Crowning a Champion: When compared to other postseason systems, it's clear the NBA Playoffs are the best at crowning the the league's best team.

Now that March Madness is in the rearview mirror and we started what should be an exciting NBA Finals, it seems appropriate to do some reflection; one must ask him/herself what they hold to be important when it comes to a postseason system.  If one wants randomness and Cinderella-like stories, one needs not to watch the NBA Playoffs.  But if one were inclined to think the purpose of a postseason should be to ultimately crown the best team, then the NBA Playoffs is exactly the playoff system that should pique your interest.  If immortalizing the best team is the goal of a postseason tournament, the NBA playoffs are the best of all (North) American sports.

The NBA Playoffs Are the Best at Crowning a Champion

Since the NBA’s inception in 1950, there’s been but a few teams that have advanced to the Finals while entering the playoffs lower than a 3-seed.  In many cases, the reason why those teams did not earn a top-3 seed is easily explainable, and it is fairly obvious that they were worthy of higher seeds if things had broke their way during the regular season.  Here’s the list (keep in mind, this is the entire list … in NBA history):

1968-69 Boston Celtics (4-seed)

Hardly your garden-variety 4-seed, as they made it to the Finals 11 of the previous 12 seasons.  This was the last season of the Bill Russell Era, and an aging team that was clearly pacing itself during the regular season in order to conserve energy for a deep playoffs run.  Ultimately, they beat the Lakers in seven games, and Russell retired after the season.

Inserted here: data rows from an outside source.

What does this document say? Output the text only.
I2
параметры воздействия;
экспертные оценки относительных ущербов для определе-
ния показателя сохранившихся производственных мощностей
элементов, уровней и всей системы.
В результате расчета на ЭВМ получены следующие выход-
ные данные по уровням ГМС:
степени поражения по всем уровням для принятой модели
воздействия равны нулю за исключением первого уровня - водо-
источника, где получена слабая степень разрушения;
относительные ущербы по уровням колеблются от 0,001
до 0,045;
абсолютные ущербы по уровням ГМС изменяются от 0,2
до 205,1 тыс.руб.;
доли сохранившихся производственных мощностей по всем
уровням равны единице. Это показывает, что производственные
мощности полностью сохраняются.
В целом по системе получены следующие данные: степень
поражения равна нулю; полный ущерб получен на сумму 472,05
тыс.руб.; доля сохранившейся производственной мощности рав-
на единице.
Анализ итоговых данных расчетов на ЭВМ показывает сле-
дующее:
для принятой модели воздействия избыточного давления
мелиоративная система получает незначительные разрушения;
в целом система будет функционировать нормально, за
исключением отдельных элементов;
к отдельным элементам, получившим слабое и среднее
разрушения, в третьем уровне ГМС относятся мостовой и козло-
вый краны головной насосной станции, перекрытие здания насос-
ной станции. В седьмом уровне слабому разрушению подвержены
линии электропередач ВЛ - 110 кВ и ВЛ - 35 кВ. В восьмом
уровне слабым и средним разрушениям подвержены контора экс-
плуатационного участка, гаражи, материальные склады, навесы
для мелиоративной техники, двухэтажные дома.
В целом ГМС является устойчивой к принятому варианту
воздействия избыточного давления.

1977-78 Seattle SuperSonics (4-seed)

Of all the teams listed in this space, the ‘77-78 SuperSonics faced perhaps the longest odds of reaching the Finals.  However, they caught a couple major breaks: 1) In the second round, overwhelming favorite Portland lost their best and most important player, Bill Walton, in the second game of the series; 2) Milwaukee (a 6-seed, the lowest seed given then) defeated the 3-seed Phoenix Suns in Round 1, and; 3) Seattle matched up against 2-seed Denver in the Western Conference Finals, a team that only won one more game during the regular season.  The SuperSonics lost to the Washington Bullets in seven games.

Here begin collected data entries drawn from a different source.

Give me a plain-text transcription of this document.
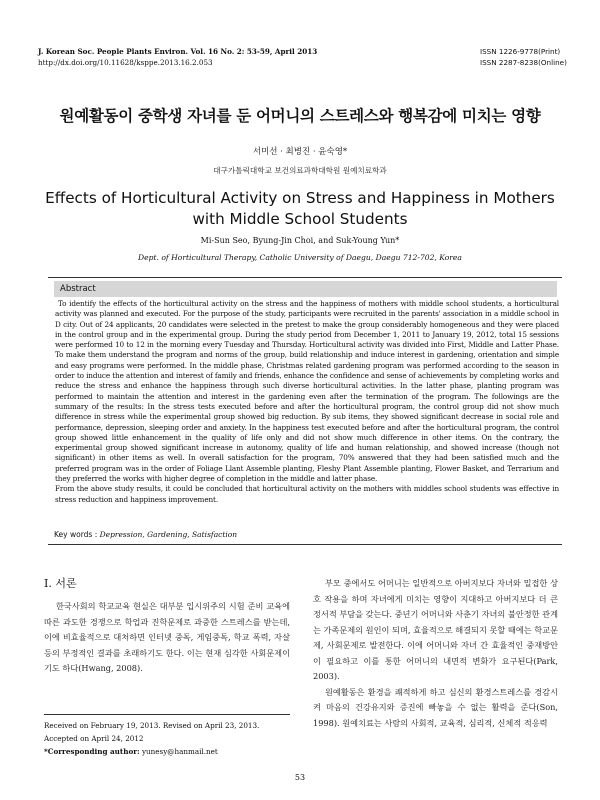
J. Korean Soc. People Plants Environ. Vol. 16 No. 2: 53-59, April 2013
http://dx.doi.org/10.11628/ksppe.2013.16.2.053
ISSN 1226-9778(Print)
ISSN 2287-8238(Online)
원예활동이 중학생 자녀를 둔 어머니의 스트레스와 행복감에 미치는 영향
서미선 · 최병진 · 윤숙영*
대구가톨릭대학교 보건의료과학대학원 원예치료학과
Effects of Horticultural Activity on Stress and Happiness in Mothers with Middle School Students
Mi-Sun Seo, Byung-Jin Choi, and Suk-Young Yun*
Dept. of Horticultural Therapy, Catholic University of Daegu, Daegu 712-702, Korea
Abstract

To identify the effects of the horticultural activity on the stress and the happiness of mothers with middle school students, a horticultural activity was planned and executed. For the purpose of the study, participants were recruited in the parents' association in a middle school in D city. Out of 24 applicants, 20 candidates were selected in the pretest to make the group considerably homogeneous and they were placed in the control group and in the experimental group. During the study period from December 1, 2011 to January 19, 2012, total 15 sessions were performed 10 to 12 in the morning every Tuesday and Thursday. Horticultural activity was divided into First, Middle and Latter Phase. To make them understand the program and norms of the group, build relationship and induce interest in gardening, orientation and simple and easy programs were performed. In the middle phase, Christmas related gardening program was performed according to the season in order to induce the attention and interest of family and friends, enhance the confidence and sense of achievements by completing works and reduce the stress and enhance the happiness through such diverse horticultural activities. In the latter phase, planting program was performed to maintain the attention and interest in the gardening even after the termination of the program. The followings are the summary of the results: In the stress tests executed before and after the horticultural program, the control group did not show much difference in stress while the experimental group showed big reduction. By sub items, they showed significant decrease in social role and performance, depression, sleeping order and anxiety. In the happiness test executed before and after the horticultural program, the control group showed little enhancement in the quality of life only and did not show much difference in other items. On the contrary, the experimental group showed significant increase in autonomy, quality of life and human relationship, and showed increase (though not significant) in other items as well. In overall satisfaction for the program, 70% answered that they had been satisfied much and the preferred program was in the order of Foliage Llant Assemble planting, Fleshy Plant Assemble planting, Flower Basket, and Terrarium and they preferred the works with higher degree of completion in the middle and latter phase.

From the above study results, it could be concluded that horticultural activity on the mothers with middles school students was effective in stress reduction and happiness improvement.

Key words : Depression, Gardening, Satisfaction
Ⅰ. 서론

한국사회의 학교교육 현실은 대부분 입시위주의 시험 준비 교육에 따른 과도한 경쟁으로 학업과 진학문제로 과중한 스트레스를 받는데, 이에 비효율적으로 대처하면 인터넷 중독, 게임중독, 학교 폭력, 자살 등의 부정적인 결과를 초래하기도 한다. 이는 현재 심각한 사회문제이기도 하다(Hwang, 2008).

부모 중에서도 어머니는 일반적으로 아버지보다 자녀와 밀접한 상호 작용을 하며 자녀에게 미치는 영향이 지대하고 아버지보다 더 큰 정서적 부담을 갖는다. 중년기 어머니와 사춘기 자녀의 불안정한 관계는 가족문제의 원인이 되며, 효율적으로 해결되지 못할 때에는 학교문제, 사회문제로 발전한다. 이에 어머니와 자녀 간 효율적인 중재방안이 필요하고 이를 통한 어머니의 내면적 변화가 요구된다(Park, 2003).

원예활동은 환경을 쾌적하게 하고 심신의 환경스트레스를 경감시켜 마음의 건강유지와 증진에 빠놓을 수 없는 활력을 준다(Son, 1998). 원예치료는 사람의 사회적, 교육적, 심리적, 신체적 적응력

Received on February 19, 2013. Revised on April 23, 2013.
Accepted on April 24, 2012
*Corresponding author: yunesy@hanmail.net
53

1980-81 Houston Rockets (6-seed)

This Rockets squad actually finished below .500 at 40-42, but were not exactly a typical 6-seed.  They had two Hall of Famers on the roster in Moses Malone and Calvin Murphy, along with very good role players Rudy Tomjanovich, Mike Dunleavy, Sr., and Robert Reid.  They dealt with a plethora of injuries during the regular season, resulting in only having one player (Malone) logging over 3,000 regular season minutes and only three (Malone, Reid, and Murphy) playing over 2,000.  If they were at full health throughout, their record would have been much better, but their injured players recovered in time to put them at near-full health for their playoff run.  In the Finals, the Rockets were beaten by the Celtics in six games.

1994-95 Houston Rockets (6-seed)

Seed did not matter to this team.  They only had one player appear in all 82 games (Sam Cassell, who only logged a single game as a starter), only had three players miss less than ten games during the regular season, and … oh yeah, they were the defending champions!  Houston won the title, sweeping the Magic in the Finals.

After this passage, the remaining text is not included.